Samuel Klein, 22/09/2012 19:25:
True. It would be good to have a community platform describing what should be PD and what clarifications are needed in which current laws to clarify the matter.
As for PD, Communia's websites could perhaps be expanded in that way, it could be a partnership to propose them? See http://publicdomainday.org/node/5 for a resource list.
Starting with relatively easy ones such as this, digitized versions of the law, &c. That would make it easy to both unify public support behind a specific idea, and to offer next steps to politicians or lawyers who decide to get involved in making them happen. And it would help the WMF, chapters, and other large movement groups to run a campaign for a specific change if that is called for.
This is surely something Meta can be used for, but it's probably not that good a platform. But I'm not good at planning political campaigns like this.
Right now there is no permanent collection of these sorts of positions; the thread on Commons VP is simply archived. And there are dozens of other conversations that lead to useful human-readable syntheses of the current state of international copyright law, which aren't quite gathered together in one place. Compiling these discussions and approaches into a single forum for copyright issues would also be a general service to everyone who cares about the copyfight.
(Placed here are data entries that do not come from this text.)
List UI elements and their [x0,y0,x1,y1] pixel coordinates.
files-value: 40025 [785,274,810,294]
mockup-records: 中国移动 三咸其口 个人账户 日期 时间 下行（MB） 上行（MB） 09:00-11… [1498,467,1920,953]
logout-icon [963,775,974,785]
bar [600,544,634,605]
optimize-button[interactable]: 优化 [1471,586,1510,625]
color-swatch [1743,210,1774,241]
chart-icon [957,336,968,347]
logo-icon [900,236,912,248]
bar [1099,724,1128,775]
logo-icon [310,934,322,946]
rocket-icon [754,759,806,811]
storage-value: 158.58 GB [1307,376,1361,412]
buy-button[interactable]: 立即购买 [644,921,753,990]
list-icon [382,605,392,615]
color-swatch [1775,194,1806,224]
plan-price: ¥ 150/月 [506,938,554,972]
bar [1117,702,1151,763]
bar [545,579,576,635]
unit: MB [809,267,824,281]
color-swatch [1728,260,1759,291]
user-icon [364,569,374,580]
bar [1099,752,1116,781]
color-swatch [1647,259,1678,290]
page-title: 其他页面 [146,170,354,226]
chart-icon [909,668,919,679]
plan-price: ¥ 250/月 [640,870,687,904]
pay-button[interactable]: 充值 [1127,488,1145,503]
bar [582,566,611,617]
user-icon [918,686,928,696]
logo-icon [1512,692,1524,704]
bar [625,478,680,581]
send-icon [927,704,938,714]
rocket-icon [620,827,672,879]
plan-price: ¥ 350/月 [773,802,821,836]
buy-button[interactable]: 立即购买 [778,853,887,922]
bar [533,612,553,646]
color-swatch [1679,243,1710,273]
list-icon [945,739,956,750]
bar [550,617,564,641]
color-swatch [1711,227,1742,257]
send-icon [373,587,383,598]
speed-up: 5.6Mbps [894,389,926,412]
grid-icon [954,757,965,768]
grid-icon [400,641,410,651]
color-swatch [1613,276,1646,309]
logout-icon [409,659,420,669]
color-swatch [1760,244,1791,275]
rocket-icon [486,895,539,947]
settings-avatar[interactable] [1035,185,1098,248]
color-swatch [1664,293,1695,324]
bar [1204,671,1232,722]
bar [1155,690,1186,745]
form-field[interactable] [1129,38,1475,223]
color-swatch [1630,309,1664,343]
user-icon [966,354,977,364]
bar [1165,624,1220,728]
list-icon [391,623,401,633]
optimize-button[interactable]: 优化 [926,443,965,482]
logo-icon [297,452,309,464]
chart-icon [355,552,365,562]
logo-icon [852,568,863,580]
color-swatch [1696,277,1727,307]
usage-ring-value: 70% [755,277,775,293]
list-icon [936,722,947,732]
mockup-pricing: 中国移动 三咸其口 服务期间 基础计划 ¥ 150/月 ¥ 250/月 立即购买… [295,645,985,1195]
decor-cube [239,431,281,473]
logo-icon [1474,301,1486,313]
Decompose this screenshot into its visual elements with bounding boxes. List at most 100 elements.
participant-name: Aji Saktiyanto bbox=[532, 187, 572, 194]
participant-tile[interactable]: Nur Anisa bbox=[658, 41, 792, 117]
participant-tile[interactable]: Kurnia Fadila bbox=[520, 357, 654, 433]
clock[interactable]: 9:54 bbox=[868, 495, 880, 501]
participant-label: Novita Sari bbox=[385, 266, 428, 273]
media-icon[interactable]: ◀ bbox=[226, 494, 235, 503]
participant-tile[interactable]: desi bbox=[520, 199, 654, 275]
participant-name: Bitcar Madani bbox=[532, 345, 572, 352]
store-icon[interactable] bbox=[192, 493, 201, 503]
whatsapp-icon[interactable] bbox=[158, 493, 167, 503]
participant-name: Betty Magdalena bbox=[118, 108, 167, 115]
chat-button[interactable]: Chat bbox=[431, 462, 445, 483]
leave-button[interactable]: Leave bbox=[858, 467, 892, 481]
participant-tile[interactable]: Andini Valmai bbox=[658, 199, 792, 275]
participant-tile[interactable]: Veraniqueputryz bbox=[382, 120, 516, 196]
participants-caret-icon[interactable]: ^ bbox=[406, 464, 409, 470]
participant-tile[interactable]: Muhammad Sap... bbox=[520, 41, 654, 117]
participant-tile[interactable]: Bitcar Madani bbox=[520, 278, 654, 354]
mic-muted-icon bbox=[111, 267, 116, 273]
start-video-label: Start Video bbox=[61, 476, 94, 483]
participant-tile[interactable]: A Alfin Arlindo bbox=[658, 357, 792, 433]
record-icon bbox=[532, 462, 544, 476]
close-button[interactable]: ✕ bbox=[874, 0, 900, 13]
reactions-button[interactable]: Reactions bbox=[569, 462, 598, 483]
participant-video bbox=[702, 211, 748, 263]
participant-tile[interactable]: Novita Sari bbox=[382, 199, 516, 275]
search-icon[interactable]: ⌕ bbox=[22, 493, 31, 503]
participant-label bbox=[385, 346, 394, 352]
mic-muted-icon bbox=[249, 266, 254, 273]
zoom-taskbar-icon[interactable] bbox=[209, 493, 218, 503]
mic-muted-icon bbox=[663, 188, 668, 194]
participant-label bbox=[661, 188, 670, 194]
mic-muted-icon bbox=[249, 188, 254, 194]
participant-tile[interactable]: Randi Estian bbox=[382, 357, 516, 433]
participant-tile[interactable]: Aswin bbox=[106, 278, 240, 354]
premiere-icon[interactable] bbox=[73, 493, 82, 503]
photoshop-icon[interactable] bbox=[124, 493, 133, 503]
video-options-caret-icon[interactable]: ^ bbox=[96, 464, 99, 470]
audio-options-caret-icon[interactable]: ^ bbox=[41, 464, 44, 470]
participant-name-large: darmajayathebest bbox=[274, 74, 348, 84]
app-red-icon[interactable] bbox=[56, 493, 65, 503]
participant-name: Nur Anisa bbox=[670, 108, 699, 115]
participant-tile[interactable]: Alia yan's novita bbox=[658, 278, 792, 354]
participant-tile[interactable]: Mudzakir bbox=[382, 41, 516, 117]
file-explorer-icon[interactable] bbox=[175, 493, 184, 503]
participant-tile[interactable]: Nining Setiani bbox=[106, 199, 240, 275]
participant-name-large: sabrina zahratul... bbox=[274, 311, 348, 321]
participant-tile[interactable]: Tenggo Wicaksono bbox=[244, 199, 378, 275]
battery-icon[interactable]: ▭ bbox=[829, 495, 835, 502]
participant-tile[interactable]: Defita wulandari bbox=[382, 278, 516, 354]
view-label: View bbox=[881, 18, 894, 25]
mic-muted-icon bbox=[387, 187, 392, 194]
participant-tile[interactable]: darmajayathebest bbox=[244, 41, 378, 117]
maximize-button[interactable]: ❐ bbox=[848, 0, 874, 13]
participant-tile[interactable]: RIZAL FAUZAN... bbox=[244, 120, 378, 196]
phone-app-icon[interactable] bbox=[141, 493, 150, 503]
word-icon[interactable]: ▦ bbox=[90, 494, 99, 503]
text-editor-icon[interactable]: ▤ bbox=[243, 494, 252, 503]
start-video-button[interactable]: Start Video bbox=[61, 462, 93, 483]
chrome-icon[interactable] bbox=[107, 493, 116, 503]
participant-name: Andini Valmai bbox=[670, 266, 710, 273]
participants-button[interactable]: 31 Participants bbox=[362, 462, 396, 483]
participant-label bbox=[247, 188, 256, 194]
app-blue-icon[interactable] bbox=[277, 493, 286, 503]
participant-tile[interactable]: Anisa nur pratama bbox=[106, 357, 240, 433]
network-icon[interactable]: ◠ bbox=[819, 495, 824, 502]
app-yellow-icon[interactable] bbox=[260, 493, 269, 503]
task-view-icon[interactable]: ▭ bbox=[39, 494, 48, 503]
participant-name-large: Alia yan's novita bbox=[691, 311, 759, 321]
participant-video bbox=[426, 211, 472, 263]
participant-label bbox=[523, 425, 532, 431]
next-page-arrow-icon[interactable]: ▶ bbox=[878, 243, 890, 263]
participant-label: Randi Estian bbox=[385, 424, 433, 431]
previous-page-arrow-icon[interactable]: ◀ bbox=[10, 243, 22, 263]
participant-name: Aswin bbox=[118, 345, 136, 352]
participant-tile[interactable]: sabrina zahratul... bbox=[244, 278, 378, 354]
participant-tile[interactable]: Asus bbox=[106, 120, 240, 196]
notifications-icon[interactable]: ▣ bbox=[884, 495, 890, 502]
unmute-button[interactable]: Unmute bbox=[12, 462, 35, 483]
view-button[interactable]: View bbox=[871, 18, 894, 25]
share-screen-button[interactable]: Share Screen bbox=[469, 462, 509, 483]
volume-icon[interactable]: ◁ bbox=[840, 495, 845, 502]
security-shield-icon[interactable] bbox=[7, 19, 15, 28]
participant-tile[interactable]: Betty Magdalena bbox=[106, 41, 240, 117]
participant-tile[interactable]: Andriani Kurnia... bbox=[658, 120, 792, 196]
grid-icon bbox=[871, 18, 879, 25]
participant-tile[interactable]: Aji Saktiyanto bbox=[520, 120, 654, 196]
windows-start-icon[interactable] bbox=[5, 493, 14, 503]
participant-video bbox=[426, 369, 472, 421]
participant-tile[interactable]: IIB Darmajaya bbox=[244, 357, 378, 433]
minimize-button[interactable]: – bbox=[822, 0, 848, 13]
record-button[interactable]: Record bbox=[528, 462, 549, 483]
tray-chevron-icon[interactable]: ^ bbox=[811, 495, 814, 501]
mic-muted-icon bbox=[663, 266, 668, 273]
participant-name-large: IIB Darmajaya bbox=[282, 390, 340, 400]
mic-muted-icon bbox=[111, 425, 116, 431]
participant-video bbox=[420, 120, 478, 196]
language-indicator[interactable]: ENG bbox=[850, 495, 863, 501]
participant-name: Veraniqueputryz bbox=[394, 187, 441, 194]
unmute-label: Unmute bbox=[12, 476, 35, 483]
Factual documentation should not necessarily be all centralised. Commons and Wikisource complement each other quite well, I found; on the other hand (English) Wikipedia's project pages are mostly confusing duplicate content and should mostly be moved elsewhere.
On Meta perhaps? Currently there are separate discussions on commons, wikisources, and wikipedias. http://meta.wikimedia.org/wiki/Category:Copyright is quite sparse.
The category and its parent need some categorization effort (I did some but not everything), there's much more stuff around although not as much as one could want.